Ghana's hopes of recording a rebound in cocoa production next year hang in the balance, following the intensification of the arid harmattan winds, which risk drying up cocoa pods and lowering the amount of beans the country will produce in the 2015/16 crop season.
The dimming hopes in the sector is compounded by worrying sentiments from the Ghana Meteorological Agency (GMet) that the dryness in the weather could stretch well into February before isolated rains begin in the coastal areas towards the end of that month.
Already, the dew point, which measures the level of moisture in the atmosphere, has dropped to 0.5 degrees Celsius in Accra, the lowest in many years.
The normal due point for Accra has been between 10 to 12 degrees Celsius, according to the GMet.
"If what we are seeing is anything to go by, then we should be bracing ourselves for one of the worst harmattans this year because what we have seen over the past three to four weeks shows that the dryness will prolong and it will intensify," a Principal Meteorologist at the agency, Mr Joseph Tetteh Portuphy, told the GRAPHIC BUSINESS on December 20.
Fear of repeat
The dryness in the dusty northeasterly winds have the tendency of aborting the cocoa flowers, which normally mature into cherelles before becoming pods – the fleshy elongated vessels that host the beans.

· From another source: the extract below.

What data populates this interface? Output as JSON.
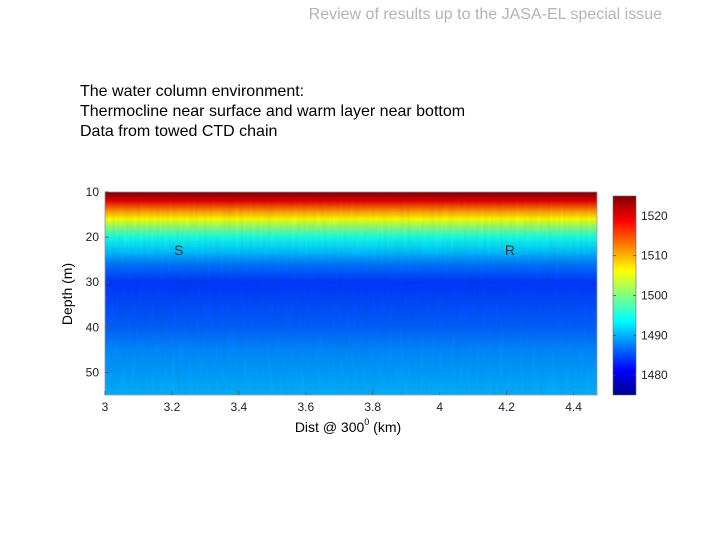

Thus, with humidity being a crucial component of pod development in the cocoa tree, industry stakeholders fear an arid weather, as predicted by GMet, would translate into flower abortion, which would intend lower the country's production figures in the ongoing season.
Ghana is the second biggest producer of the crop after Côte d'Ivoire, which has already hinted of subdued production due to harsh weather.
While stressing that it was too early to give a clearer picture of the impact of the weather on output, a management executive at the Ghana Cocoa Board (COCOBOD) said indications were that the fruiting trees would suffer flower abortion and cherelle wild similar to what contributed to the lower-than-expected output in the 2014/15 season.
"I'm currently in the field and I can see a lot of flowers on the trees. So, if the weather continues this way (being dry and haze), then we could see a lot of flower abortion and that can bring a repeat," the source said.
"However, we expect prospects to be better his year than last year," the source added.
In the 2014/15 season, when the winds prolonged, COCOBOD reported a shortfall of about 23 per cent, which it blamed largely on harsh weather and diseased crops.
In that season, cocoa output dropped to 700,000 metric tones (against a target of 750,000), down from the previous season's harvest of 900,000 tones.
The Principal Meteorologist at the GMet added that recent happenings showed that this year's harmattan could be one of the worse, with relative humidity (RH) in Accra already hovering between 28 degrees Celsius and 35 degrees Celsius at 15:00GMT.
"This year, it may be bad. Yes, last year we had intensed harmattan but it did not last long as this one. We are in the third to fourth week and the dryness is still intense," Mr Portuphy said.
Judging from the aforementioned, he said the agency would not be surprised if this year records the harshest harmattan ever.
Should that happen, he said the country would have to hope for bumper rainfalls in the main season "to compensate for any losses in the cocoa sector."
Despite the negative impact of harsh weather on production figures, a lower than expected output can prompt cocoa price increments and that will inure to the benefit of Ghana and other producers of the crop.
As of December 21, a tone of the crop was selling at US$3,252 on the international market.